Quiet, quiet, quiet

Luciana Colnaghi - Diretora de Planejamento da Agência Frat

Quiet quitting. Quiet firing. Quiet ambition. Nos últimos tempos tenho lido sobre várias tendências de comportamento no mercado de trabalho e o que elas têm em comum é uma atitude pouco ativa quanto a uma intenção: demissão silenciosa (por parte do colaborador), demissão silenciosa (por parte da liderança), ambição silenciosa. Isso faz com que uma pergunta emerja para se pensar no trabalho hoje: por que estamos tão quietos?

Essas tendências indicam que algo mudou na relação das pessoas com o trabalho e isso está impactando produtividade, motivação, comprometimento e felicidade delas no trabalho.

Líderes precisam estar atentos a isso e entender o porquê e para onde caminhamos. Para isso é preciso compreender que historicamente o trabalho ocupou lugares muito diferentes na subjetividade e na vida das pessoas, e que atualmente talvez estejamos chegando a um novo momento.

Na antiguidade, o trabalho era um castigo. Mais recentemente, na idade moderna, o trabalho passou a ser visto como uma virtude. O sociólogo alemão Max Weber aponta a religião como elemento fundamental no processo de valorização do trabalho. Em sua obra “A Ética Protestante e o Espírito do Capitalismo”, o autor aponta que os protestantes consideravam a dedicação ao trabalho como uma virtude e que essa visão ajudou o capitalismo a ter sucesso em países protestantes.

Essa virada de percepção também ocorre quando o indivíduo tem a consciência que detém o poder de satisfazer suas necessidades com o fruto do seu trabalho, entendendo “necessidade” não só como sua subsistência, mas também seu lazer, sua satisfação pessoal, seus anseios, a parte subjetiva. Nesse ponto podemos parar para pensar se as pessoas não estão vendo mais o trabalho como um meio para se satisfazer.

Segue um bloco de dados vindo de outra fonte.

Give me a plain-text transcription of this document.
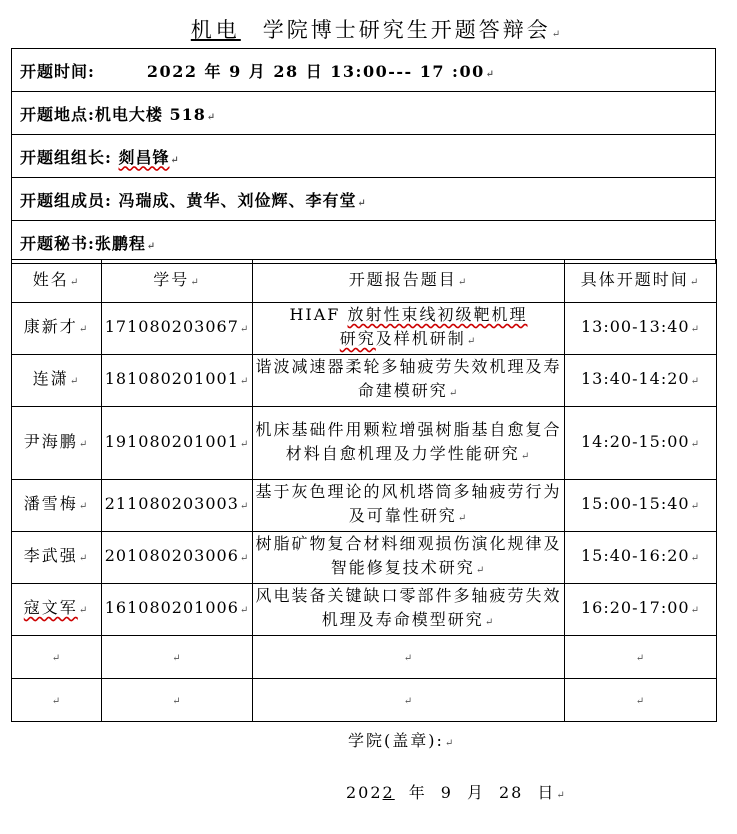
机电 学院博士研究生开题答辩会↵
开题时间:	2022 年 9 月 28 日 13:00--- 17 :00↵
开题地点:机电大楼 518↵
开题组组长: 剡昌锋↵
开题组成员: 冯瑞成、黄华、刘俭辉、李有堂↵
开题秘书:张鹏程↵
姓名↵	学号↵	开题报告题目↵	具体开题时间↵
康新才↵	171080203067↵	HIAF 放射性束线初级靶机理
研究及样机研制↵	13:00-13:40↵
连潇↵	181080201001↵	谐波减速器柔轮多轴疲劳失效机理及寿命建模研究↵	13:40-14:20↵
尹海鹏↵	191080201001↵	机床基础件用颗粒增强树脂基自愈复合材料自愈机理及力学性能研究↵	14:20-15:00↵
潘雪梅↵	211080203003↵	基于灰色理论的风机塔筒多轴疲劳行为及可靠性研究↵	15:00-15:40↵
李武强↵	201080203006↵	树脂矿物复合材料细观损伤演化规律及智能修复技术研究↵	15:40-16:20↵
寇文军↵	161080201006↵	风电装备关键缺口零部件多轴疲劳失效机理及寿命模型研究↵	16:20-17:00↵
↵	↵	↵	↵
↵	↵	↵	↵
学院(盖章):↵
2022 年 9 月 28 日↵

E hoje? Qual ou quais aspectos marcantes da nossa subjetividade estão impactando a forma como nós, e especialmente as novas gerações, interagem com o profissional? Vivemos um momento de duas características onipresentes:  a felicidade obrigatória e o imediatismo.

A felicidade, dissimulada ou não, é expressa o tempo todo nas redes e estabelecimentos se preparam para serem o cenário perfeito de um clique de felicidade, já seu oposto, a infelicidade é cada vez mais medicalizada. O imediatismo, também óbvio nas redes sociais, tem uma outra camada mais profunda: a dúvida sobre o futuro. Hoje não sabemos mais quando será possível comprar uma casa, quando ou se vamos nos aposentar ou qual será a realidade futura em um planeta em colapso climático.

A combinação desses dois fatores é bombástica para o mundo do trabalho. Se simplificarmos bastante, houve um tempo em que o mundo do trabalho “vendia” uma ideia só para todos: trabalhar consistentemente durante um período longo de sua vida, apresentar boa performance, ganhar mais dinheiro, ocupar uma posição de prestígio etc.

Mas hoje, com as incertezas futuras, essa promessa “one size fite all” não está funcionando mais. Ou seja, as pessoas querem uma recompensa agora e essa recompensa pode ser genericamente definida como felicidade. Realizações maiores exigem planejamento e uma aposta em um futuro, mas isso é cada vez menos uma opção para uma geração cheia de incertezas, mas a sensação de felicidade pode tomar diversas faces.

Acho que é possível voltar ao ponto inicial: estamos tão quietos no trabalho porque a promessa do mundo profissional não tem mais significado no mundo em que se vive. Nesse contexto, novos formatos de trabalho e novas negociações se fazem necessárias para que o engajamento da equipe aconteça. Segundo pesquisas (Infojobs e Grupo Top RH), é crescente a busca dos profissionais por home office, o que evidencia a necessidade de conciliar o trabalho com aspectos da vida pessoal.

Comportamentos como engajamento e colaboradores menos “quiet” estão atrelados às possibilidades de trabalhos que permitam viver mais aspectos da vida junto do trabalho (já que não é possível abrir mão de um período da vida devido promessas futuras em um mundo de incertezas).

Assim, é preciso mostrar a possibilidade de realizações menores mais próximas, mais do que algo no longo prazo, e isso pode se materializar em diversas possibilidades: trabalhar e viajar ao mesmo tempo, trabalhar e estar com seu pet, trabalhar e não ficar longe dos filhos, benefícios imediatos etc. Dessa forma, falamos muito de como as empresas devem se preparar para o futuro, mas também é preciso que elas estejam prontas para o “agora” pelo qual todos anseiam.